Silver Denarius - Ancient Rome, c. 222-235 AD
Ruler: Severus Alexander (Augustus)
Obv: Laureate bust of Severus Alexander, right
Rev: "SPES PVBLICA" Spes, advancing left, holding flower and raising skirt hem
Mint: Rome (struck 232 AD)
Sear-R7957, 20mm, 3.13gm
Severus Alexander was Roman Emperor from 222 to 235 and the last emperor of the Severan dynasty. He succeeded his cousin Elagabalus, upon the latter's assassination in 222, and was ultimately assassinated himself, marking the epoch event for the Crisis of the Third Century — nearly 50 years of civil wars, foreign invasion, and collapse of the monetary economy, though this last part is now disputed.

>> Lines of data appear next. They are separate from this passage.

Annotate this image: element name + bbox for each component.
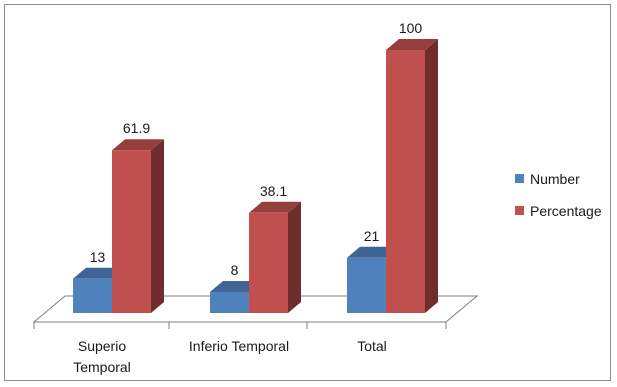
category-label: Inferio Temporal: [189, 338, 289, 354]
bar-side: [288, 201, 301, 313]
bar-side: [151, 139, 164, 313]
category-axis: Superio Temporal Inferio Temporal Total: [73, 338, 387, 375]
bar-front: [210, 291, 249, 313]
bar-front: [347, 257, 386, 313]
data-label: 21: [364, 228, 380, 244]
bar-top: [112, 139, 164, 151]
category-label: Total: [357, 338, 387, 354]
bar-front: [249, 212, 288, 313]
legend: Number Percentage: [515, 171, 602, 219]
bar-front: [112, 150, 151, 313]
bar-front: [73, 278, 112, 313]
data-labels: 13 61.9 8 38.1 21 100: [90, 20, 423, 278]
data-label: 13: [90, 249, 106, 265]
legend-swatch-number: [515, 174, 524, 183]
category-label: Superio: [78, 338, 126, 354]
bar-top: [249, 201, 301, 213]
legend-swatch-percentage: [515, 206, 524, 215]
data-label: 38.1: [260, 183, 287, 199]
legend-label-percentage: Percentage: [530, 203, 602, 219]
bars: [73, 39, 438, 313]
category-label: Temporal: [73, 359, 131, 375]
bar-front: [386, 50, 425, 313]
bar-percentage-1: [112, 139, 164, 313]
data-label: 61.9: [123, 120, 150, 136]
bar-percentage-3: [386, 39, 438, 313]
bar-percentage-2: [249, 201, 301, 313]
data-label: 100: [399, 20, 423, 36]
bar-side: [425, 39, 438, 313]
data-label: 8: [231, 262, 239, 278]
legend-label-number: Number: [530, 171, 580, 187]
bar-top: [386, 39, 438, 50]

As emperor, Alexander's peace time reign was prosperous. He attempted to bring peace by engaging in diplomacy and bribery. This alienated many in the Roman Army and led to a conspiracy to assassinate and replace him. According to Canduci, Alexander is remembered as an emperor who was "level headed, well meaning, and conscientious," but his fatal flaw was his domination by his mother and grandmother. Not only did this undermine his authority, but his mother's influence was the cause of Alexander's least popular actions (convincing him not to take part in battle and trying to buy off the warring Germanic barbarians).
A beautiful example, well centered and well struck. Provenance: From the Joseph Donzanti Collection, ex Sayles and Lavender.